2. In a medium sized hot sauté pan, cook the vegetables until translucent. Deglaze with white wine. In another saucepan, scald heavy cream, then add the cream to the vegetables. Cook down until almost sec (dry). Place the vegetables and cream mixture in a bowl to cool the mixture.
3. Pick through the crab to remove any shells. Squeeze all the liquid from the crab. When working with crab, always work in a bowl that is set in a bowl of ice. Five minutes of prep without refrigeration will dramatically reduce the shelf life of the finished product, especially if you freeze and cook them later.

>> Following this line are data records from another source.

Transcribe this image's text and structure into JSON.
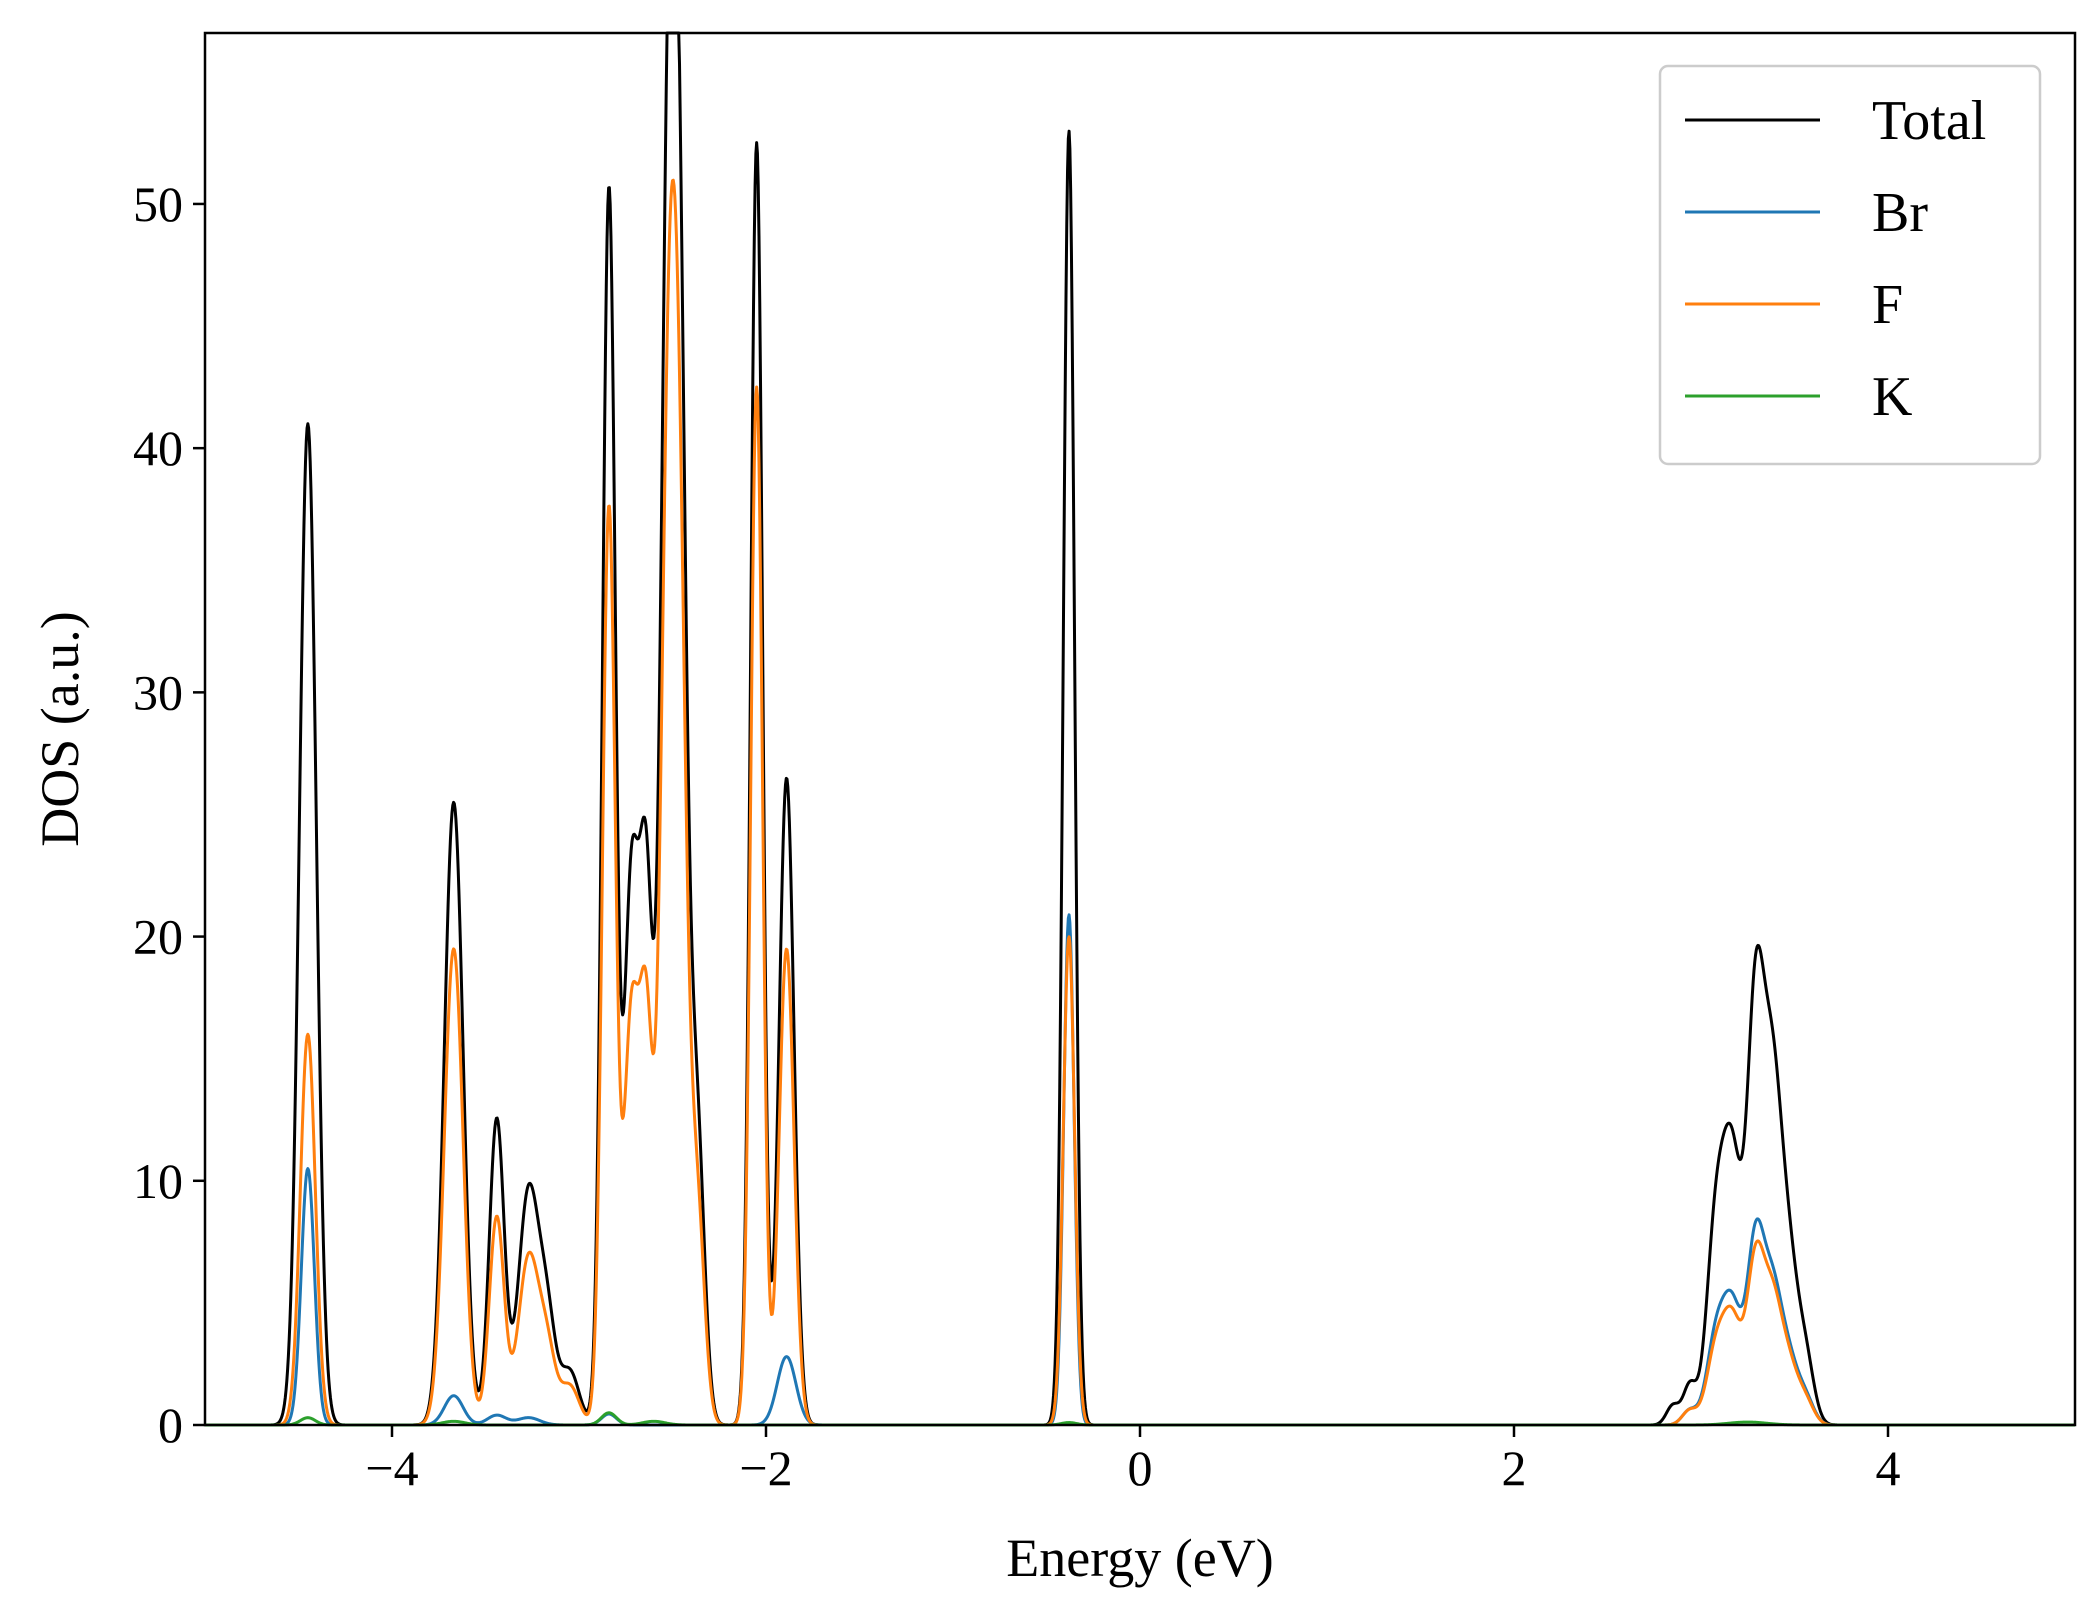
{
  "chart_data": {
    "type": "line",
    "title": "",
    "xlabel": "Energy (eV)",
    "ylabel": "DOS (a.u.)",
    "xlim": [
      -5,
      5
    ],
    "ylim": [
      0,
      57
    ],
    "grid": false,
    "legend_position": "top-right",
    "x_ticks": [
      -4,
      -2,
      0,
      2,
      4
    ],
    "x_tick_labels": [
      "−4",
      "−2",
      "0",
      "2",
      "4"
    ],
    "y_ticks": [
      0,
      10,
      20,
      30,
      40,
      50
    ],
    "y_tick_labels": [
      "0",
      "10",
      "20",
      "30",
      "40",
      "50"
    ],
    "series": [
      {
        "name": "Total",
        "color": "#000000",
        "peaks": [
          {
            "e": -4.45,
            "h": 41.0,
            "w": 0.045
          },
          {
            "e": -3.67,
            "h": 25.5,
            "w": 0.05
          },
          {
            "e": -3.44,
            "h": 12.5,
            "w": 0.04
          },
          {
            "e": -3.27,
            "h": 9.5,
            "w": 0.055
          },
          {
            "e": -3.17,
            "h": 4.0,
            "w": 0.045
          },
          {
            "e": -3.05,
            "h": 2.2,
            "w": 0.05
          },
          {
            "e": -2.84,
            "h": 50.5,
            "w": 0.035
          },
          {
            "e": -2.72,
            "h": 22.0,
            "w": 0.04
          },
          {
            "e": -2.64,
            "h": 20.5,
            "w": 0.035
          },
          {
            "e": -2.53,
            "h": 40.0,
            "w": 0.04
          },
          {
            "e": -2.47,
            "h": 46.0,
            "w": 0.042
          },
          {
            "e": -2.37,
            "h": 12.0,
            "w": 0.04
          },
          {
            "e": -2.05,
            "h": 52.5,
            "w": 0.032
          },
          {
            "e": -1.89,
            "h": 26.5,
            "w": 0.04
          },
          {
            "e": -0.38,
            "h": 53.0,
            "w": 0.03
          },
          {
            "e": 2.85,
            "h": 0.8,
            "w": 0.035
          },
          {
            "e": 2.94,
            "h": 1.6,
            "w": 0.035
          },
          {
            "e": 3.08,
            "h": 8.0,
            "w": 0.05
          },
          {
            "e": 3.17,
            "h": 10.0,
            "w": 0.05
          },
          {
            "e": 3.29,
            "h": 16.0,
            "w": 0.045
          },
          {
            "e": 3.38,
            "h": 13.0,
            "w": 0.05
          },
          {
            "e": 3.47,
            "h": 6.0,
            "w": 0.05
          },
          {
            "e": 3.56,
            "h": 2.5,
            "w": 0.045
          }
        ]
      },
      {
        "name": "Br",
        "color": "#1f77b4",
        "peaks": [
          {
            "e": -4.45,
            "h": 10.5,
            "w": 0.035
          },
          {
            "e": -3.67,
            "h": 1.2,
            "w": 0.05
          },
          {
            "e": -3.44,
            "h": 0.4,
            "w": 0.05
          },
          {
            "e": -3.27,
            "h": 0.3,
            "w": 0.06
          },
          {
            "e": -2.84,
            "h": 0.45,
            "w": 0.04
          },
          {
            "e": -1.89,
            "h": 2.8,
            "w": 0.05
          },
          {
            "e": -0.38,
            "h": 20.9,
            "w": 0.028
          },
          {
            "e": 2.94,
            "h": 0.6,
            "w": 0.04
          },
          {
            "e": 3.08,
            "h": 3.5,
            "w": 0.05
          },
          {
            "e": 3.17,
            "h": 4.5,
            "w": 0.05
          },
          {
            "e": 3.29,
            "h": 7.0,
            "w": 0.045
          },
          {
            "e": 3.38,
            "h": 5.2,
            "w": 0.05
          },
          {
            "e": 3.47,
            "h": 2.4,
            "w": 0.05
          },
          {
            "e": 3.56,
            "h": 1.0,
            "w": 0.045
          }
        ]
      },
      {
        "name": "F",
        "color": "#ff7f0e",
        "peaks": [
          {
            "e": -4.45,
            "h": 16.0,
            "w": 0.04
          },
          {
            "e": -3.67,
            "h": 19.5,
            "w": 0.05
          },
          {
            "e": -3.44,
            "h": 8.5,
            "w": 0.04
          },
          {
            "e": -3.27,
            "h": 6.8,
            "w": 0.055
          },
          {
            "e": -3.17,
            "h": 2.8,
            "w": 0.045
          },
          {
            "e": -3.05,
            "h": 1.6,
            "w": 0.05
          },
          {
            "e": -2.84,
            "h": 37.5,
            "w": 0.035
          },
          {
            "e": -2.72,
            "h": 16.5,
            "w": 0.04
          },
          {
            "e": -2.64,
            "h": 15.5,
            "w": 0.035
          },
          {
            "e": -2.53,
            "h": 31.0,
            "w": 0.04
          },
          {
            "e": -2.47,
            "h": 35.5,
            "w": 0.042
          },
          {
            "e": -2.37,
            "h": 9.0,
            "w": 0.04
          },
          {
            "e": -2.05,
            "h": 42.5,
            "w": 0.032
          },
          {
            "e": -1.89,
            "h": 19.5,
            "w": 0.04
          },
          {
            "e": -0.38,
            "h": 20.0,
            "w": 0.03
          },
          {
            "e": 2.94,
            "h": 0.6,
            "w": 0.04
          },
          {
            "e": 3.08,
            "h": 3.0,
            "w": 0.05
          },
          {
            "e": 3.17,
            "h": 4.0,
            "w": 0.05
          },
          {
            "e": 3.29,
            "h": 6.2,
            "w": 0.045
          },
          {
            "e": 3.38,
            "h": 4.8,
            "w": 0.05
          },
          {
            "e": 3.47,
            "h": 2.2,
            "w": 0.05
          },
          {
            "e": 3.56,
            "h": 0.9,
            "w": 0.045
          }
        ]
      },
      {
        "name": "K",
        "color": "#2ca02c",
        "peaks": [
          {
            "e": -4.45,
            "h": 0.3,
            "w": 0.04
          },
          {
            "e": -3.67,
            "h": 0.15,
            "w": 0.06
          },
          {
            "e": -2.84,
            "h": 0.5,
            "w": 0.04
          },
          {
            "e": -2.6,
            "h": 0.15,
            "w": 0.06
          },
          {
            "e": -0.38,
            "h": 0.1,
            "w": 0.04
          },
          {
            "e": 3.25,
            "h": 0.12,
            "w": 0.1
          }
        ]
      }
    ]
  }
}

4. Combine the vegetable cream mixture with egg, crab, lemon juice, parsley, Tabasco and breadcrumbs. Form into 4 oz balls (or 2 oz for appetizer size). Place on a sheet with additional breadcrumbs to coat the balls. Chill for ½ hour before cooking.
5. Heat oven to 400 degrees. Heat sauté pan to medium high. Add peanut or canola oil to the sauté pan. Sauté crab cakes on both sides until golden brown. Finish in the oven for 5-7 minutes, then flip. Cook for an additional 5 minutes or until cooked through with an internal temperature of 180 degrees.
Ingredients for the sauce
- 1 red bell pepper (roasted, peeled, seeded and chopped)

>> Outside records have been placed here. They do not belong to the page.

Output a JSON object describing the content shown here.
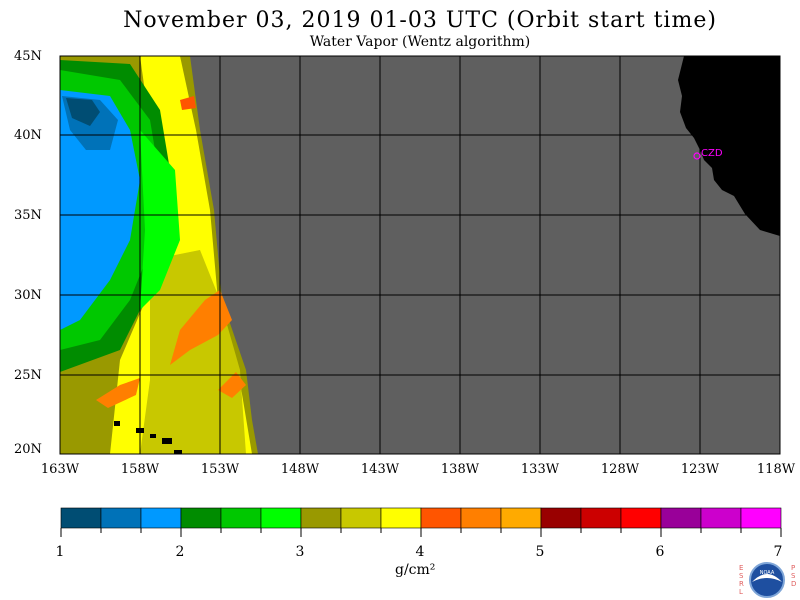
{
  "header": {
    "title": "November 03, 2019  01-03 UTC  (Orbit start time)",
    "subtitle": "Water Vapor (Wentz algorithm)"
  },
  "map": {
    "lat_labels": [
      "45N",
      "40N",
      "35N",
      "30N",
      "25N",
      "20N"
    ],
    "lon_labels": [
      "163W",
      "158W",
      "153W",
      "148W",
      "143W",
      "138W",
      "133W",
      "128W",
      "123W",
      "118W"
    ],
    "station_label": "CZD",
    "colors": {
      "no_data": "#5f5f5f",
      "land": "#000000",
      "grid": "#000000",
      "station": "#ff00ff"
    }
  },
  "colorbar": {
    "colors": [
      "#004d73",
      "#0072b8",
      "#0099ff",
      "#008c00",
      "#00c800",
      "#00ff00",
      "#999900",
      "#c8c800",
      "#ffff00",
      "#ff5500",
      "#ff7f00",
      "#ffaa00",
      "#990000",
      "#cc0000",
      "#ff0000",
      "#990099",
      "#cc00cc",
      "#ff00ff"
    ],
    "labels": [
      "1",
      "2",
      "3",
      "4",
      "5",
      "6",
      "7"
    ],
    "units": "g/cm²"
  },
  "logo": {
    "left_letters": "ESRL",
    "right_letters": "PSD",
    "center": "NOAA"
  }
}
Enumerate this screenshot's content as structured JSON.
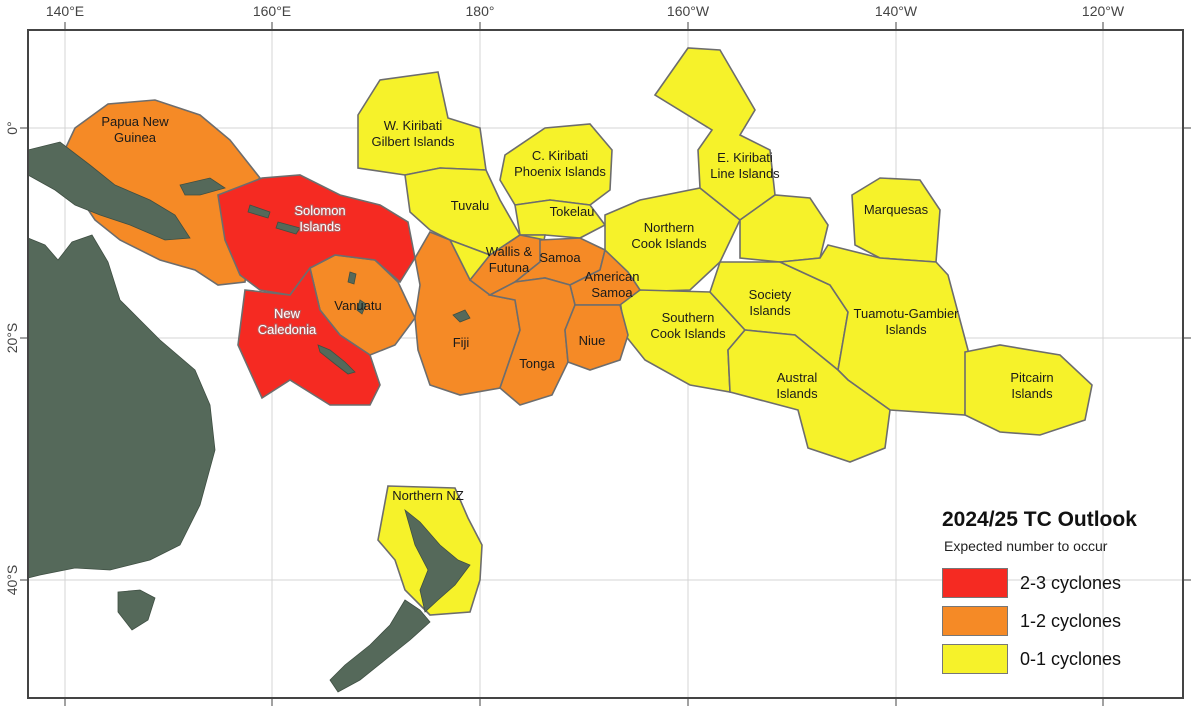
{
  "map": {
    "longitude_labels": [
      "140°E",
      "160°E",
      "180°",
      "160°W",
      "140°W",
      "120°W"
    ],
    "latitude_labels": [
      "0°",
      "20°S",
      "40°S"
    ],
    "legend": {
      "title": "2024/25 TC Outlook",
      "subtitle": "Expected number to occur",
      "items": [
        {
          "label": "2-3 cyclones",
          "color": "#f52a22"
        },
        {
          "label": "1-2 cyclones",
          "color": "#f58a26"
        },
        {
          "label": "0-1 cyclones",
          "color": "#f6f22a"
        }
      ]
    },
    "regions": [
      {
        "line1": "Papua New",
        "line2": "Guinea",
        "category": "1-2 cyclones"
      },
      {
        "line1": "Solomon",
        "line2": "Islands",
        "category": "2-3 cyclones"
      },
      {
        "line1": "New",
        "line2": "Caledonia",
        "category": "2-3 cyclones"
      },
      {
        "line1": "Vanuatu",
        "line2": "",
        "category": "1-2 cyclones"
      },
      {
        "line1": "W. Kiribati",
        "line2": "Gilbert Islands",
        "category": "0-1 cyclones"
      },
      {
        "line1": "Tuvalu",
        "line2": "",
        "category": "0-1 cyclones"
      },
      {
        "line1": "C. Kiribati",
        "line2": "Phoenix Islands",
        "category": "0-1 cyclones"
      },
      {
        "line1": "Tokelau",
        "line2": "",
        "category": "0-1 cyclones"
      },
      {
        "line1": "Wallis &",
        "line2": "Futuna",
        "category": "1-2 cyclones"
      },
      {
        "line1": "Samoa",
        "line2": "",
        "category": "1-2 cyclones"
      },
      {
        "line1": "American",
        "line2": "Samoa",
        "category": "1-2 cyclones"
      },
      {
        "line1": "Fiji",
        "line2": "",
        "category": "1-2 cyclones"
      },
      {
        "line1": "Tonga",
        "line2": "",
        "category": "1-2 cyclones"
      },
      {
        "line1": "Niue",
        "line2": "",
        "category": "1-2 cyclones"
      },
      {
        "line1": "Northern",
        "line2": "Cook Islands",
        "category": "0-1 cyclones"
      },
      {
        "line1": "Southern",
        "line2": "Cook Islands",
        "category": "0-1 cyclones"
      },
      {
        "line1": "E. Kiribati",
        "line2": "Line Islands",
        "category": "0-1 cyclones"
      },
      {
        "line1": "Marquesas",
        "line2": "",
        "category": "0-1 cyclones"
      },
      {
        "line1": "Society",
        "line2": "Islands",
        "category": "0-1 cyclones"
      },
      {
        "line1": "Tuamotu-Gambier",
        "line2": "Islands",
        "category": "0-1 cyclones"
      },
      {
        "line1": "Austral",
        "line2": "Islands",
        "category": "0-1 cyclones"
      },
      {
        "line1": "Pitcairn",
        "line2": "Islands",
        "category": "0-1 cyclones"
      },
      {
        "line1": "Northern NZ",
        "line2": "",
        "category": "0-1 cyclones"
      }
    ]
  }
}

- 1 cup mayo or fresh aioli
- ½ teaspoon paprika
- 2 tablespoons lemon juice
- 2 tablespoons chopped parsley
- Salt & pepper to taste
Directions for sauce
1. Roast the pepper over a gas flame.
2. Once completely roasted, place it in a bowl and cover with plastic wrap, making sure it is sealed tight. The steam from the trapped hot pepper will loosen the skins.
3. Once the pepper is cool (about 10 minutes), gently peel the skin off the pepper. Do not rinse with water. Cut open the top to remove the seed pod.

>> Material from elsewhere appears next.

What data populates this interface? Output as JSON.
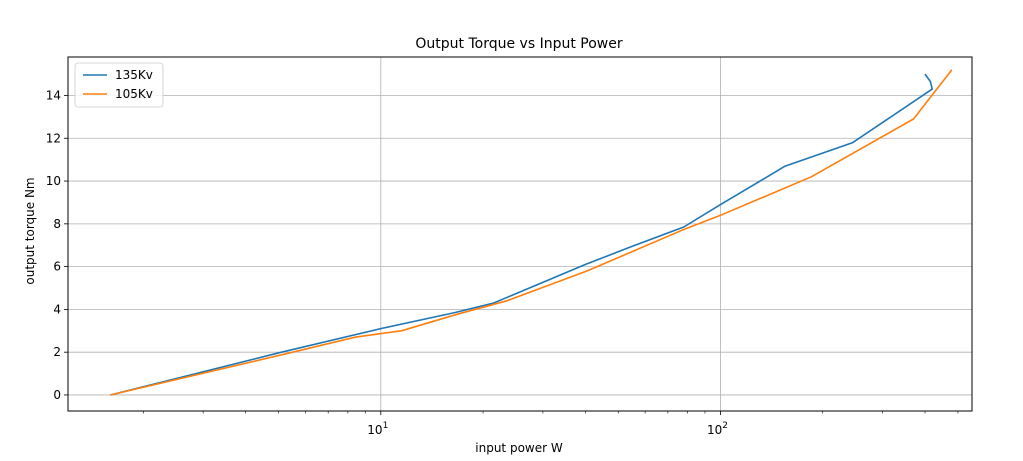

4. Place the red pepper, mayo (or aioli), paprika, lemon juice, chopped parsley, salt and pepper into a small food processor and blend until smooth. If you want to be adventuresome, create two sauces. Roast a yellow pepper and combine it with Dijon, sweet onion, vinaigrette, capers and mayonnaise.
5. Serve the crab cakes as an appetizer or make a meal of it by serving it with a salad, roasted potatoes and fresh corn on the cob. Serve the sauce on the side or drizzle directly on the crab cakes.
On a side note, don’t forget about the wine! We pulled two bottles from the cellar and chilled them—a 2011 Ponzi Willamette Valley Pinto Gris and a 2011 Russian River Pinot Grigio from D&L Carinalli Vineyards.
Although the wines were quite different in style, they both paired nicely with the crab cakes. Enjoy!